Adventures in Prediction Market Arbitrage


In this post I want to talk about my adventures in (trying) to arbitrage prediction markets, namely Polymarket and Kalshi.


To get started I had to write indexing logic to get all current open markets. This was easy enough, they both have APIs documented at at here and here . I used asyncio, aiohttp, and aiolimiter in python to write a simple indexer that stored both to separate json files. It was slightly more annoying for Kalshi because it has a cursor based pagination setup instead of an offset based one. This meant that I couldn’t just build my futures list and run gather, I had to sequentially keep iterating on the cursor. I also ended up doing batches of requests on Polymarket because I didn’t know how many pages to fetch, but this wasn’t a big deal either because I end up fetching everything in about 7 seconds.


So from here I needed to figure out what markets matched on each market, but I didn’t want to look for exact matches because I might miss markets that were actually the same thing but just worded differently. This is where I reached for the TfidfVectorizer from scikit-learn to embed the titles of the markets into the vector space defined by the term frequency-inverse document frequency matrices. Tf-IDF is the product of term frequency and inverse document frequency, where:


TF(t,d) = the number of times term t appears in document d/total number of terms in document d
IDF(t,D) = log(the total number of documents in the corpus D/number of documents that mention term t)

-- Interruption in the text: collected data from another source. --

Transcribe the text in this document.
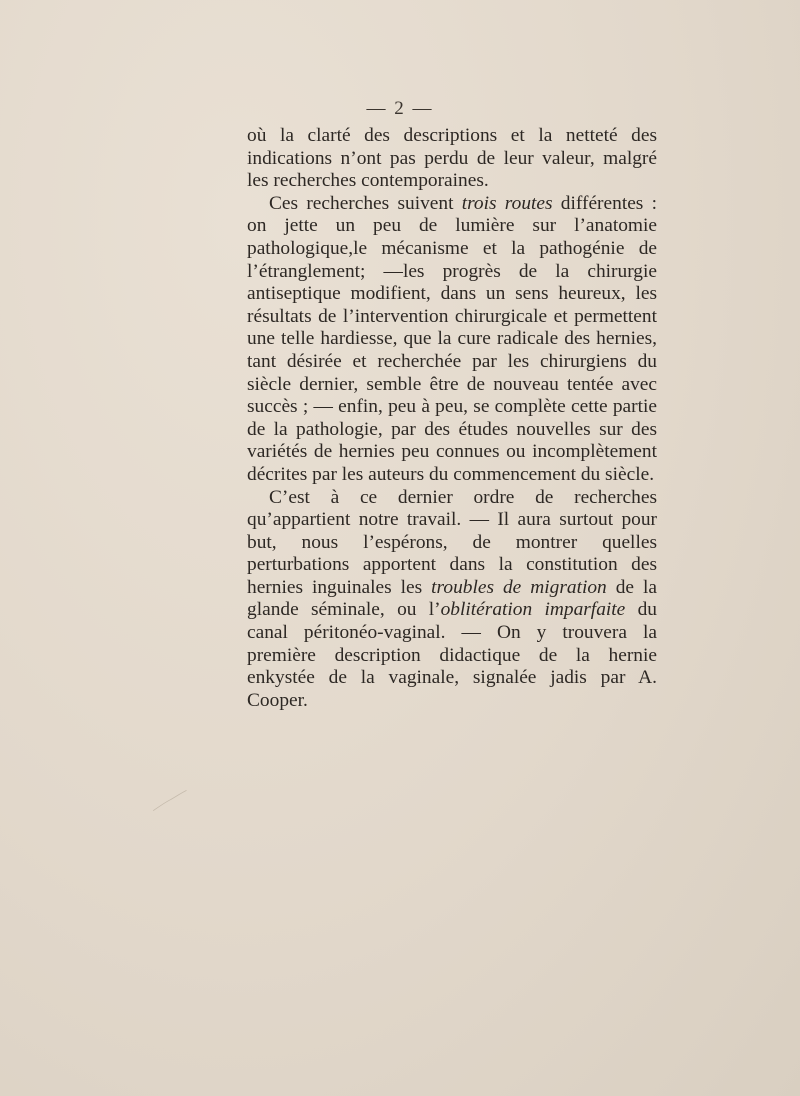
— 2 —

où la clarté des descriptions et la netteté des indications n’ont pas perdu de leur valeur, malgré les recherches contemporaines.

Ces recherches suivent trois routes différentes : on jette un peu de lumière sur l’anatomie pathologique,le mécanisme et la pathogénie de l’étranglement; —les progrès de la chirurgie antiseptique modifient, dans un sens heureux, les résultats de l’intervention chirurgicale et permettent une telle hardiesse, que la cure radicale des hernies, tant désirée et recherchée par les chirurgiens du siècle dernier, semble être de nouveau tentée avec succès ; — enfin, peu à peu, se complète cette partie de la pathologie, par des études nouvelles sur des variétés de hernies peu connues ou incomplètement décrites par les auteurs du commencement du siècle.

C’est à ce dernier ordre de recherches qu’appartient notre travail. — Il aura surtout pour but, nous l’espérons, de montrer quelles perturbations apportent dans la constitution des hernies inguinales les troubles de migration de la glande séminale, ou l’oblitération imparfaite du canal péritonéo-vaginal. — On y trouvera la première description didactique de la hernie enkystée de la vaginale, signalée jadis par A. Cooper.
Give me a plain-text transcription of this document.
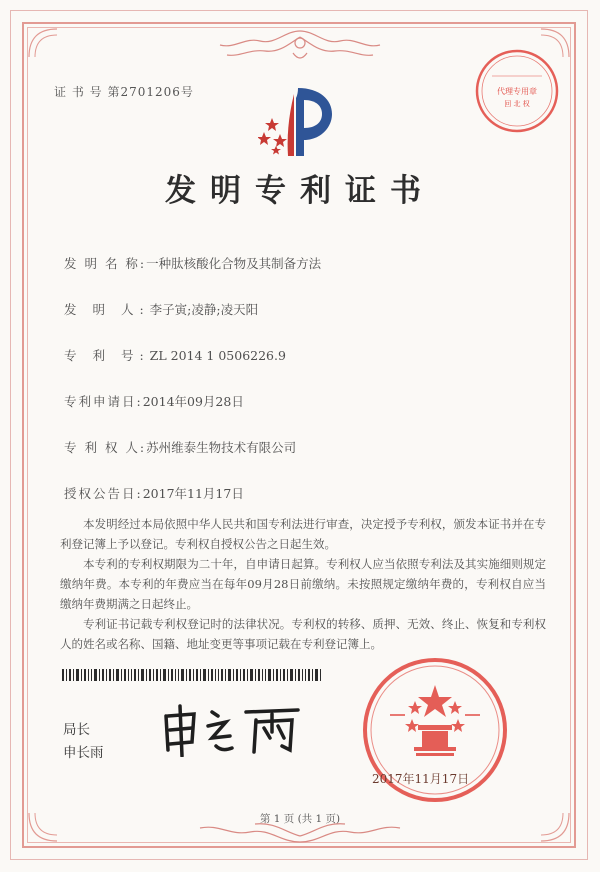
证 书 号 第2701206号	代理专用章
回 北 权
发明专利证书
发 明 名 称:一种肽核酸化合物及其制备方法
发 明 人:李子寅;凌静;凌天阳
专 利 号:ZL 2014 1 0506226.9
专利申请日:2014年09月28日
专 利 权 人:苏州维泰生物技术有限公司
授权公告日:2017年11月17日

本发明经过本局依照中华人民共和国专利法进行审查，决定授予专利权，颁发本证书并在专利登记簿上予以登记。专利权自授权公告之日起生效。

本专利的专利权期限为二十年，自申请日起算。专利权人应当依照专利法及其实施细则规定缴纳年费。本专利的年费应当在每年09月28日前缴纳。未按照规定缴纳年费的，专利权自应当缴纳年费期满之日起终止。

专利证书记载专利权登记时的法律状况。专利权的转移、质押、无效、终止、恢复和专利权人的姓名或名称、国籍、地址变更等事项记载在专利登记簿上。

局长
申长雨
2017年11月17日
第 1 页 (共 1 页)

Note that d is an element of D, and the total number of d in D is often termed as N


So once the titles are all embedded into the vector space, I used pairwise cosine similarity and tried a few different similarity thresholds before dialing in on 0.8 as a threshold that has enough flexibility to allow for markets with somewhat different wording but not so much that it brings in a lot that are actually different markets because they end at different times. This does take a manual verification step because you still sometimes get markets like “Will Starlink get an FAA contract this year?” paired with “Will Starlink get an FAA contract before May?”. I found it easiest to assume the markets are the same and do the verification AFTER checking to see if there is an arbitrage.


Once I’d found similar markets, it was time to start comparing prices. To realize an arb, you have to take Yes on one market and No on another. The goal is to find markets where the price of Yes + No is less than 1, because then you end up with a guaranteed profit on expiry. Here’s the catch though, you have to add fees per share in too. Polymarket has no trading fees, but Kalshi does as documented here. What you find is:


fees = round up(0.07 x C x P x (1-P))
P = the price of a contract in dollars (50 cents is 0.5)
C = the number of contracts being traded
round up = rounds to the next cent


The plot of fees ends up looking like:
Fee plot for Kalshi contracts


Ultimately, whenever I found what appeared to be an arb there were very small arbs with very little liquidity available to trade it at market and I found the idea of checking this and manually checking for liquidity and putting on the arb to be not worth my time. Were I to continue with this, I would start placing orders where it would actually be worth it and buying the other leg when I got filled. At the moment, I don’t really want to deal with their orderbook api or automating this so I won’t be continuing. Maybe one day I will, but that day is not today. I’d also need to figure out a way to filter out markets that aren’t actually the same, which would need to go beyond their titles down to their rules for settlement. If not for that, I might actually tackle this right now.